Public transportation in Willowdale is served by the GO Transit, the Toronto Transit Commission (TTC), and York Region Transit (YRT). The TTC operates several transit services in the neighbourhood such as the Toronto subway. There are four subway stations situated in Willowdale, Bayview, Finch, North York Centre, and Sheppard–Yonge station. Bayview station provides access to the Line 4 Sheppard subway, whereas Finch, and North York Centre stations provide access to Line 1 Yonge–University. Sheppard–Yonge station serves as a major interchange station for Line 1 and Line 4.
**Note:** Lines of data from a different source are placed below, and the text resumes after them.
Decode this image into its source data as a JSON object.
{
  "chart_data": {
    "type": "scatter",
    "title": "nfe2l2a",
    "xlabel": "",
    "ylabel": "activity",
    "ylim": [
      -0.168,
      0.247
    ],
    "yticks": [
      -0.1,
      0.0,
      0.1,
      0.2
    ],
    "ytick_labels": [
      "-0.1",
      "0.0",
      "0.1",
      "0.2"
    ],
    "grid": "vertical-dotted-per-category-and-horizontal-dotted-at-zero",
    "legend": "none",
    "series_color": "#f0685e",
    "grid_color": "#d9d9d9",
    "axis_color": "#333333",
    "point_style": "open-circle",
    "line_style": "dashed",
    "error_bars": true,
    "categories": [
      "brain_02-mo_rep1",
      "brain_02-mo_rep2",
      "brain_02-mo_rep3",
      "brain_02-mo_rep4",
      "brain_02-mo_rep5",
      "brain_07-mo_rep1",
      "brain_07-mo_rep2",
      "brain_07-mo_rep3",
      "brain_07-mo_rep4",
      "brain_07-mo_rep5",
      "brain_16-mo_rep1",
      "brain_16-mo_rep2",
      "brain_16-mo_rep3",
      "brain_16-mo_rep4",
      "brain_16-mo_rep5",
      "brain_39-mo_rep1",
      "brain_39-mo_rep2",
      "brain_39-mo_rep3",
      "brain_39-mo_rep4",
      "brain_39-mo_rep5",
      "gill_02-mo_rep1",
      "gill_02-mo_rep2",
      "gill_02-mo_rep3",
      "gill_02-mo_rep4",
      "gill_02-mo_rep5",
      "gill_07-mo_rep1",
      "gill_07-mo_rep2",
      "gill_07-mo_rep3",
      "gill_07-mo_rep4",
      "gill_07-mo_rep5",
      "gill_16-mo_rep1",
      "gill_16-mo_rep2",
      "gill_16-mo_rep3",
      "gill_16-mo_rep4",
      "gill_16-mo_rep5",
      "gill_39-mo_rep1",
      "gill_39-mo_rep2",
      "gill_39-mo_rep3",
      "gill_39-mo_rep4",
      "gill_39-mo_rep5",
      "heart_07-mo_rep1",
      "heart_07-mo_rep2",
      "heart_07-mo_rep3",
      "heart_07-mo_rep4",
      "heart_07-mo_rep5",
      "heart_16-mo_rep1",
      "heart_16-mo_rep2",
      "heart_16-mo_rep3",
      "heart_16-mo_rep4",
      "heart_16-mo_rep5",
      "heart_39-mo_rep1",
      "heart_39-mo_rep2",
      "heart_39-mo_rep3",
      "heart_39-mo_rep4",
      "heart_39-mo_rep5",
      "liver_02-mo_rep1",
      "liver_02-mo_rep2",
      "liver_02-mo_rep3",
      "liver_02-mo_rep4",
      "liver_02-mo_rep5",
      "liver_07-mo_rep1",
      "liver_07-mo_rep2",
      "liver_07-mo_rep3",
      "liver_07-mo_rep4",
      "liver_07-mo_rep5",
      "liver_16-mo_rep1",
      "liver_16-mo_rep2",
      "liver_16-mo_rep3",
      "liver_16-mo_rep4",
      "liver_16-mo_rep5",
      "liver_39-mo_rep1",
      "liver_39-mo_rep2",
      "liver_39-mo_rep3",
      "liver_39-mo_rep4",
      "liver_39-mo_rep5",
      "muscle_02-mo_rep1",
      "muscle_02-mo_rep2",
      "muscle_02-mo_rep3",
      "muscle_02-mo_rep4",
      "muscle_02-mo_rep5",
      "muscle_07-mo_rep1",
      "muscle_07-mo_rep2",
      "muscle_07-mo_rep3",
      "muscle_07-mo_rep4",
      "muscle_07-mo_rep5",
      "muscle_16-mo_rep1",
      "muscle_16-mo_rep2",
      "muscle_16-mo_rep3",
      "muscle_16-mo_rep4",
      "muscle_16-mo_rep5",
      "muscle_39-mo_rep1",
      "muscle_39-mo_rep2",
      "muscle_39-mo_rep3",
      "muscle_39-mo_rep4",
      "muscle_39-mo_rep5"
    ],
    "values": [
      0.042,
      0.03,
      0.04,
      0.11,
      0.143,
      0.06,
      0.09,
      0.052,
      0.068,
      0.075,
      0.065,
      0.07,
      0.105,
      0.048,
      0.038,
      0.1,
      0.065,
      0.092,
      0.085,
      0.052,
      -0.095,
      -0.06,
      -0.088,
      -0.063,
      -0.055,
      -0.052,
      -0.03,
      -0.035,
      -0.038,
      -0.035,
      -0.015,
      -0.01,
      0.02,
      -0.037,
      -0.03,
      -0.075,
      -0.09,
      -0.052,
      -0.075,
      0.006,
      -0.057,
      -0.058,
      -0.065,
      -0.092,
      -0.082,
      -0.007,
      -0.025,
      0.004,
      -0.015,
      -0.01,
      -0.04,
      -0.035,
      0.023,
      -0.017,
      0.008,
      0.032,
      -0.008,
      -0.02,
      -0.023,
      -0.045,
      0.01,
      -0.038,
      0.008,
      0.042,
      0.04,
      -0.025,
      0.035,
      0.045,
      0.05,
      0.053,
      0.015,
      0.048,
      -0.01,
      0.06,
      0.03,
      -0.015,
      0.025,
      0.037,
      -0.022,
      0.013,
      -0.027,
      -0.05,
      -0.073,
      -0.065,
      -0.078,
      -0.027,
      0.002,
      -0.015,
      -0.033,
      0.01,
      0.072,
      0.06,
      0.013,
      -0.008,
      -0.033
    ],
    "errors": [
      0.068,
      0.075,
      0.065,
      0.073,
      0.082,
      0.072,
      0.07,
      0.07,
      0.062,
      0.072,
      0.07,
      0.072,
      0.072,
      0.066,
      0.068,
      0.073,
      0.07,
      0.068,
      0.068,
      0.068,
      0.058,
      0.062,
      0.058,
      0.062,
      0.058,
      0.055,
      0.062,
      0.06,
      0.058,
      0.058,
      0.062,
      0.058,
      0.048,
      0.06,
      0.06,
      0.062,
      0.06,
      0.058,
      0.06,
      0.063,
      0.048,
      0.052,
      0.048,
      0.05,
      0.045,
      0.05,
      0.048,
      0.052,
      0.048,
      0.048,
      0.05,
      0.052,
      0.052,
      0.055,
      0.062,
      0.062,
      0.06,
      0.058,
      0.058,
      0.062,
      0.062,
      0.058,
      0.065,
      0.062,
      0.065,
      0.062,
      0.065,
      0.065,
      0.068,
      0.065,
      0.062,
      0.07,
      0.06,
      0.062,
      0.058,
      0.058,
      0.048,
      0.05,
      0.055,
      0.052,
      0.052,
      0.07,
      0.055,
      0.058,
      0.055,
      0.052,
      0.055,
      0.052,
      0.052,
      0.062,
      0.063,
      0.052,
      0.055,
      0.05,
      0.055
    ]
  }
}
In addition to the subway, the TTC also operates bus routes in Willowdale. TTC buses may be accessed at subway stations, and bus stops located throughout the neighbourhood. In addition to the TTC, bus routes operated by GO Transit and York Region Transit may be accessed at Finch, and Sheppard–Yonge station.

==Notable people==

- Andy Borodow (born 1969), Olympic wrestler
- Joseph Boyden, author
- Dean and Dan Caten, luxury fashion designers, founders of Italian fashion house DSQUARED2
- Geddy Lee, bassist, keyboardist and lead singer of progressive rock band Rush
- Alex Lifeson, lead guitar player of progressive rock band Rush
- David Clayton-Thomas, singer for Blood, Sweat & Tears
- Dream Warriors, hip hop group
- Frog Fagan, NASCAR Winston Cup Series driver
- Corey Haim, actor who starred in The Lost Boys
- Jimenez Lai, architect, lived on Cummer Avenue
- Henry Lau, singer, musician, and actor
- Howie Mandel, comedian, actor, television host, and voice actor
- Kirk McLean, ice hockey player
- Mark Napier, ice hockey player
- Vic Parsons, racing driver
- Haralds Puntulis, convicted of Nazi war crimes in 1965, in absentia, whilst living in Willowdale
- Lloyd Robertson, O.C., chief news anchor and senior editor of CTV News with Lloyd Robertson
- Seymour Schulich, businessman and philanthropist
- Dick Shatto, Canadian Football League player
- Steve Shutt, ice hockey player
- Harland Williams, comedian

==In popular culture==
- The opening line of the song "The Necromancer" by Rush is: "As grey traces of dawn tinge the eastern sky, the three travelers, men of Willowdale [or Willow Dale], emerge from the forest shadow". Two of the three travelers is a reference to Geddy Lee and Alex Lifeson, both of whom grew up in Willowdale.